Deaphoto: "Fotoprogetti 2020" in mostra alla Limonaia di Villa Vogel

26-09-2020
Sabato 26 Settembre, dalle ore 17.00 alle 20.00, si inaugura "Fotoprogetti 2020" presso La Limonaia di Villa Vogel (Via delle Torri, 23 Firenze). L’esposizione, a cura di Deaphoto in collaborazione con il Quartiere 4 del Comune di Firenze, presenta in Mostra i lavori dei partecipanti al Corso di Progettazione Fotografica organizzato da Deaphoto nella Stagione 2019-2020.

L’esito espositivo finalizza quello didattico incentrato sullo sviluppo delle capacità progettuali degli Studenti, attraverso un progressivo affinamento di elaborazione visiva e lettura critica della realtà e delle immagini, la riflessione teorica sul medium e la stimolante conoscenza delle tendenze e degli autori della fotografia contemporanea (con la presentazione di case history di progettualità applicata) e il lavoro pratico sui lavori dei partecipanti. I percorsi progettuali, partiti dalla definizione personale dei temi della ricerca, sono proseguiti con la realizzazione e l’editing delle immagini, fino alla definizione delle procedure di installazione e valorizzazione espositiva e alla redazione dei testi di presentazione delle opere. Tutti i lavori presentati sono indicativi di alcune delle tendenze principali della fotografia contemporanea.

Sul versante della tradizione fotografica documentaria il lavoro di Gabriele Tartoni (Gente di terra) offre attraverso una serie di ritratti ambientati, una campionatura umana significativa delle aziende familiari del Chianti fiorentino. Decisamente street & pop invece l’approccio al ritratto di Massimiliano Faralli, che con il suo A moment of attention, ci mostra dall’interno, con empatica e ironia, la tribù delle fashion week milanesi. La narrazione domestica di Giulia Cappelli (Alberto e Mariella) è invece uno struggente quadro della vita coniugale dei nonni, sospesa fra quotidianità e ricordo. L’elegante lavoro di Daniele Ugoletti (Silenzioso cammino) è un percorso personale di rinascita, dalle tenebre alla luce, che utilizza come simbolo l’architettura sacra e come approccio quello della fotografia artistica in bianconero. L’uso politico e strumentale della simbologia cristiana viene invece stigmatizzato in In hoc signo vanish di Raffaele Palumbo, che usa la messa in scena in modo originale, evocativo e disturbante, per avvertirci di un pericolo ancora attuale. Sempre sul versante staged, il lavoro di Chiara Tasselli (Dylan Dog) è un omaggio a uno dei miti del fumetto contemporaneo e dell’adolescenza dell’autrice, con il rifacimento fotografico di tre copertine dell’indagatore dell’incubo, che unisce la pratica appropriazionista postfotografica alla cultura pop dei cosplayers.
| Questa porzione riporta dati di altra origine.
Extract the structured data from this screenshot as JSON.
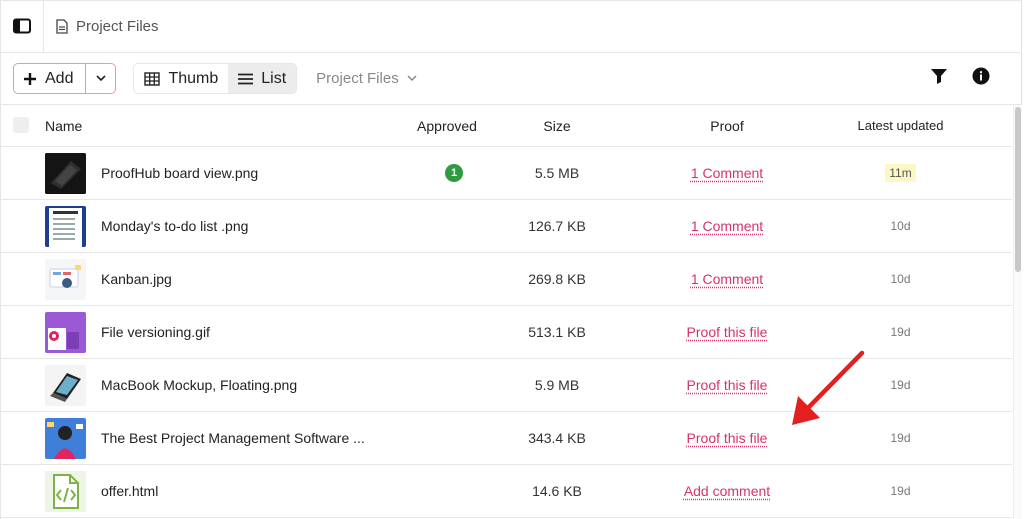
{
  "breadcrumb": {
    "title": "Project Files"
  },
  "toolbar": {
    "add_label": "Add",
    "thumb_label": "Thumb",
    "list_label": "List",
    "folder_label": "Project Files"
  },
  "table": {
    "columns": {
      "name": "Name",
      "approved": "Approved",
      "size": "Size",
      "proof": "Proof",
      "updated": "Latest updated"
    },
    "rows": [
      {
        "name": "ProofHub board view.png",
        "approved": "1",
        "size": "5.5 MB",
        "proof": "1 Comment",
        "updated": "11m"
      },
      {
        "name": "Monday's to-do list .png",
        "approved": "",
        "size": "126.7 KB",
        "proof": "1 Comment",
        "updated": "10d"
      },
      {
        "name": "Kanban.jpg",
        "approved": "",
        "size": "269.8 KB",
        "proof": "1 Comment",
        "updated": "10d"
      },
      {
        "name": "File versioning.gif",
        "approved": "",
        "size": "513.1 KB",
        "proof": "Proof this file",
        "updated": "19d"
      },
      {
        "name": "MacBook Mockup, Floating.png",
        "approved": "",
        "size": "5.9 MB",
        "proof": "Proof this file",
        "updated": "19d"
      },
      {
        "name": "The Best Project Management Software ...",
        "approved": "",
        "size": "343.4 KB",
        "proof": "Proof this file",
        "updated": "19d"
      },
      {
        "name": "offer.html",
        "approved": "",
        "size": "14.6 KB",
        "proof": "Add comment",
        "updated": "19d"
      }
    ]
  },
  "colors": {
    "accent": "#d6336c",
    "approved": "#2e9c3e",
    "arrow": "#e32020",
    "highlight": "#fdf7c3"
  },
  "icons": [
    "sidebar-icon",
    "file-icon",
    "plus-icon",
    "chevron-down-icon",
    "grid-icon",
    "list-icon",
    "filter-icon",
    "info-icon"
  ]
}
In Eyes why shoot, di Icaro Civita l’uso del close up e del fotomontaggio digitale sono funzionali invece ad una riflessione per immagini sull’amicizia e la reciprocità dello sguardo, in cui protagonista è l’occhio biologico e quello meccanico della camera. Mentre Kriegsbemalung di Stefania Besancon recupera l’antica tradizione della pittura di guerra e quella più recente della performance fotografica, per una riflessione sull’attualità sociale che nasce da una personale esperienza. Infine, Emilio Carlucci, con l’installazione-video Conoscenza, rompe i tradizionali confini disciplinari, con un mantra multimediale (che utilizza la fotografia, la musica e la voce narrante) per una riflessione filosofica sul destino umano velata di sottile e amara ironia.
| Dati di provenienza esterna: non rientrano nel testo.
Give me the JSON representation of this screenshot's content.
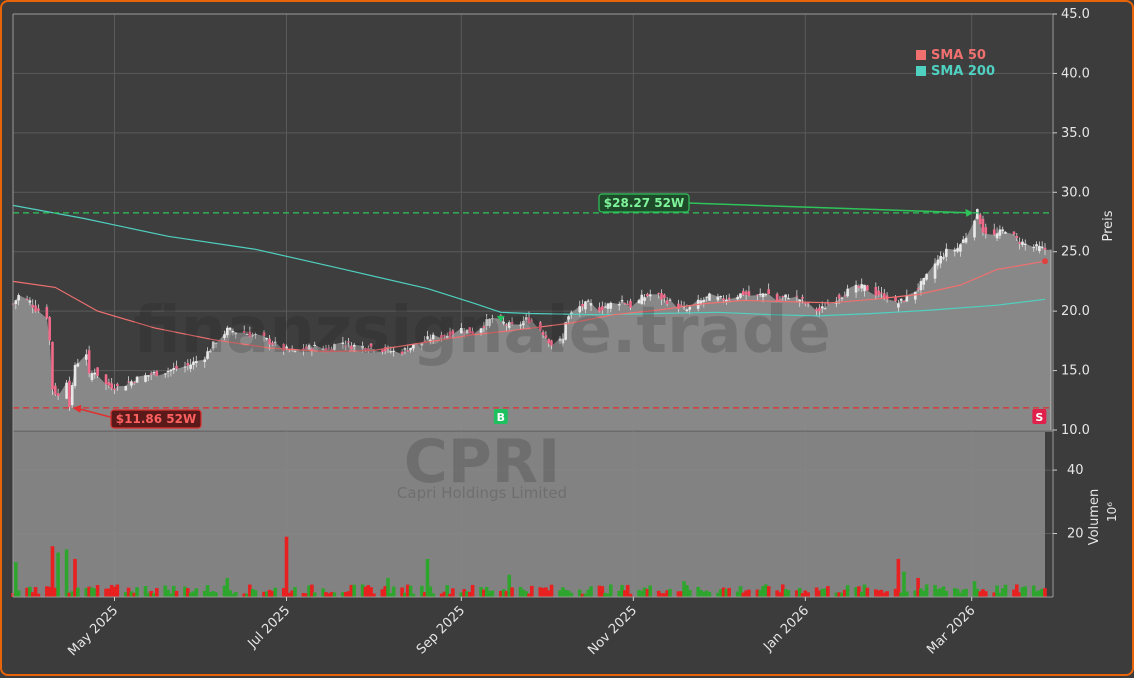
{
  "chart_data": {
    "type": "candlestick",
    "ticker": "CPRI",
    "company": "Capri Holdings Limited",
    "watermark": "CPRI",
    "watermark_site": "finanzsignale.trade",
    "price_axis": {
      "label": "Preis",
      "ylim": [
        10,
        45
      ],
      "ticks": [
        10.0,
        15.0,
        20.0,
        25.0,
        30.0,
        35.0,
        40.0,
        45.0
      ],
      "tick_labels": [
        "10.0",
        "15.0",
        "20.0",
        "25.0",
        "30.0",
        "35.0",
        "40.0",
        "45.0"
      ]
    },
    "volume_axis": {
      "label": "Volumen",
      "unit": "10⁶",
      "ylim": [
        0,
        52
      ],
      "ticks": [
        20,
        40
      ],
      "tick_labels": [
        "20",
        "40"
      ]
    },
    "x_axis": {
      "start": "2025-03-26",
      "end": "2026-03-27",
      "ticks": [
        "2025-05-01",
        "2025-07-01",
        "2025-09-01",
        "2025-11-01",
        "2026-01-01",
        "2026-03-01"
      ],
      "tick_labels": [
        "May 2025",
        "Jul 2025",
        "Sep 2025",
        "Nov 2025",
        "Jan 2026",
        "Mar 2026"
      ]
    },
    "legend": {
      "placement": "top-right",
      "items": [
        {
          "label": "SMA 50",
          "color": "#f07070"
        },
        {
          "label": "SMA 200",
          "color": "#4fd0c0"
        }
      ]
    },
    "price_path": [
      [
        "2025-03-26",
        20.6
      ],
      [
        "2025-03-28",
        21.3
      ],
      [
        "2025-04-01",
        20.8
      ],
      [
        "2025-04-03",
        20.2
      ],
      [
        "2025-04-07",
        19.6
      ],
      [
        "2025-04-08",
        17.5
      ],
      [
        "2025-04-09",
        13.5
      ],
      [
        "2025-04-11",
        12.8
      ],
      [
        "2025-04-14",
        14.2
      ],
      [
        "2025-04-15",
        12.2
      ],
      [
        "2025-04-16",
        13.5
      ],
      [
        "2025-04-17",
        15.5
      ],
      [
        "2025-04-21",
        16.5
      ],
      [
        "2025-04-22",
        14.5
      ],
      [
        "2025-04-24",
        15.0
      ],
      [
        "2025-04-28",
        13.8
      ],
      [
        "2025-05-02",
        13.6
      ],
      [
        "2025-05-06",
        14.0
      ],
      [
        "2025-05-09",
        14.3
      ],
      [
        "2025-05-14",
        14.7
      ],
      [
        "2025-05-20",
        15.0
      ],
      [
        "2025-05-27",
        15.4
      ],
      [
        "2025-06-02",
        16.2
      ],
      [
        "2025-06-06",
        17.5
      ],
      [
        "2025-06-10",
        18.4
      ],
      [
        "2025-06-16",
        18.2
      ],
      [
        "2025-06-22",
        17.8
      ],
      [
        "2025-06-26",
        17.3
      ],
      [
        "2025-06-30",
        16.8
      ],
      [
        "2025-07-04",
        16.6
      ],
      [
        "2025-07-10",
        17.0
      ],
      [
        "2025-07-16",
        16.8
      ],
      [
        "2025-07-20",
        17.5
      ],
      [
        "2025-07-24",
        17.1
      ],
      [
        "2025-07-30",
        17.0
      ],
      [
        "2025-08-04",
        16.8
      ],
      [
        "2025-08-10",
        16.5
      ],
      [
        "2025-08-16",
        17.2
      ],
      [
        "2025-08-22",
        17.8
      ],
      [
        "2025-08-27",
        18.0
      ],
      [
        "2025-09-01",
        18.5
      ],
      [
        "2025-09-05",
        18.2
      ],
      [
        "2025-09-08",
        18.7
      ],
      [
        "2025-09-12",
        19.4
      ],
      [
        "2025-09-16",
        19.0
      ],
      [
        "2025-09-20",
        18.6
      ],
      [
        "2025-09-24",
        19.3
      ],
      [
        "2025-09-26",
        19.2
      ],
      [
        "2025-09-30",
        18.2
      ],
      [
        "2025-10-03",
        17.2
      ],
      [
        "2025-10-07",
        17.6
      ],
      [
        "2025-10-08",
        19.2
      ],
      [
        "2025-10-12",
        20.3
      ],
      [
        "2025-10-16",
        20.6
      ],
      [
        "2025-10-20",
        20.2
      ],
      [
        "2025-10-24",
        20.6
      ],
      [
        "2025-10-28",
        20.9
      ],
      [
        "2025-11-01",
        20.3
      ],
      [
        "2025-11-04",
        21.1
      ],
      [
        "2025-11-08",
        21.5
      ],
      [
        "2025-11-12",
        21.0
      ],
      [
        "2025-11-16",
        20.5
      ],
      [
        "2025-11-20",
        20.1
      ],
      [
        "2025-11-24",
        20.7
      ],
      [
        "2025-11-28",
        21.2
      ],
      [
        "2025-12-02",
        21.0
      ],
      [
        "2025-12-06",
        21.2
      ],
      [
        "2025-12-10",
        21.5
      ],
      [
        "2025-12-14",
        21.1
      ],
      [
        "2025-12-18",
        21.6
      ],
      [
        "2025-12-22",
        20.9
      ],
      [
        "2025-12-26",
        21.3
      ],
      [
        "2025-12-30",
        21.0
      ],
      [
        "2026-01-03",
        20.3
      ],
      [
        "2026-01-06",
        20.0
      ],
      [
        "2026-01-10",
        20.8
      ],
      [
        "2026-01-14",
        21.4
      ],
      [
        "2026-01-18",
        21.9
      ],
      [
        "2026-01-22",
        22.0
      ],
      [
        "2026-01-26",
        21.5
      ],
      [
        "2026-01-30",
        21.2
      ],
      [
        "2026-02-02",
        20.6
      ],
      [
        "2026-02-04",
        20.8
      ],
      [
        "2026-02-08",
        21.5
      ],
      [
        "2026-02-12",
        22.5
      ],
      [
        "2026-02-16",
        24.0
      ],
      [
        "2026-02-20",
        25.0
      ],
      [
        "2026-02-24",
        25.3
      ],
      [
        "2026-02-27",
        26.3
      ],
      [
        "2026-03-01",
        27.5
      ],
      [
        "2026-03-03",
        28.3
      ],
      [
        "2026-03-05",
        26.8
      ],
      [
        "2026-03-09",
        26.3
      ],
      [
        "2026-03-13",
        26.9
      ],
      [
        "2026-03-17",
        26.0
      ],
      [
        "2026-03-21",
        25.5
      ],
      [
        "2026-03-27",
        25.2
      ]
    ],
    "sma200": [
      [
        "2025-03-26",
        28.9
      ],
      [
        "2025-04-20",
        27.8
      ],
      [
        "2025-05-20",
        26.3
      ],
      [
        "2025-06-20",
        25.2
      ],
      [
        "2025-07-20",
        23.6
      ],
      [
        "2025-08-20",
        21.9
      ],
      [
        "2025-09-05",
        20.7
      ],
      [
        "2025-09-15",
        19.9
      ],
      [
        "2025-09-25",
        19.8
      ],
      [
        "2025-10-20",
        19.7
      ],
      [
        "2025-11-10",
        19.8
      ],
      [
        "2025-12-01",
        19.9
      ],
      [
        "2025-12-20",
        19.7
      ],
      [
        "2026-01-05",
        19.6
      ],
      [
        "2026-01-25",
        19.8
      ],
      [
        "2026-02-15",
        20.1
      ],
      [
        "2026-03-10",
        20.5
      ],
      [
        "2026-03-27",
        21.0
      ]
    ],
    "sma50": [
      [
        "2025-03-26",
        22.5
      ],
      [
        "2025-04-10",
        22.0
      ],
      [
        "2025-04-25",
        20.0
      ],
      [
        "2025-05-15",
        18.6
      ],
      [
        "2025-06-05",
        17.6
      ],
      [
        "2025-06-25",
        16.9
      ],
      [
        "2025-07-15",
        16.6
      ],
      [
        "2025-08-01",
        16.7
      ],
      [
        "2025-08-20",
        17.4
      ],
      [
        "2025-09-05",
        18.0
      ],
      [
        "2025-09-20",
        18.4
      ],
      [
        "2025-10-10",
        19.0
      ],
      [
        "2025-10-25",
        19.7
      ],
      [
        "2025-11-10",
        20.1
      ],
      [
        "2025-11-25",
        20.6
      ],
      [
        "2025-12-10",
        20.9
      ],
      [
        "2025-12-25",
        20.8
      ],
      [
        "2026-01-10",
        20.7
      ],
      [
        "2026-01-25",
        21.0
      ],
      [
        "2026-02-10",
        21.4
      ],
      [
        "2026-02-25",
        22.2
      ],
      [
        "2026-03-10",
        23.5
      ],
      [
        "2026-03-27",
        24.2
      ]
    ],
    "annotations": [
      {
        "label": "$28.27 52W",
        "type": "52w-high",
        "date": "2026-03-03",
        "value": 28.27,
        "color": "#2ec45a"
      },
      {
        "label": "$11.86 52W",
        "type": "52w-low",
        "date": "2025-04-15",
        "value": 11.86,
        "color": "#e03030"
      }
    ],
    "signals": [
      {
        "label": "B",
        "date": "2025-09-15",
        "type": "buy",
        "color": "#1ec060"
      },
      {
        "label": "S",
        "date": "2026-03-25",
        "type": "sell",
        "color": "#e0204a"
      }
    ],
    "volume_spikes": [
      {
        "date": "2025-04-09",
        "value": 16,
        "up": false
      },
      {
        "date": "2025-04-11",
        "value": 14,
        "up": true
      },
      {
        "date": "2025-04-14",
        "value": 15,
        "up": true
      },
      {
        "date": "2025-04-17",
        "value": 12,
        "up": false
      },
      {
        "date": "2025-03-27",
        "value": 11,
        "up": true
      },
      {
        "date": "2025-07-01",
        "value": 19,
        "up": false
      },
      {
        "date": "2025-06-10",
        "value": 6,
        "up": true
      },
      {
        "date": "2025-08-06",
        "value": 6,
        "up": true
      },
      {
        "date": "2025-08-20",
        "value": 12,
        "up": true
      },
      {
        "date": "2025-09-18",
        "value": 7,
        "up": true
      },
      {
        "date": "2025-11-19",
        "value": 5,
        "up": true
      },
      {
        "date": "2025-12-13",
        "value": 5,
        "up": true
      },
      {
        "date": "2026-02-03",
        "value": 12,
        "up": false
      },
      {
        "date": "2026-02-05",
        "value": 8,
        "up": true
      },
      {
        "date": "2026-02-10",
        "value": 6,
        "up": false
      },
      {
        "date": "2026-03-02",
        "value": 5,
        "up": true
      }
    ],
    "colors": {
      "up": "#2ea62e",
      "down": "#e82020",
      "area": "#8c8c8c",
      "high": "#2ec45a",
      "low": "#e03030"
    }
  }
}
Posti limitati / Ingresso libero con Prenotazione obbligatoria: infodeaphoto@gmail.com  Specificando: giorno, nome e cognome, numero di cellulare, giorno e fascia oraria (ore 17-18 / ore 18-19 / ore 19-20). Mascherina obbligatoria / Misurazione della temperatura / Ingresso contingentato e distanziamento di 1 mt in base alla Norme Anticovid 19.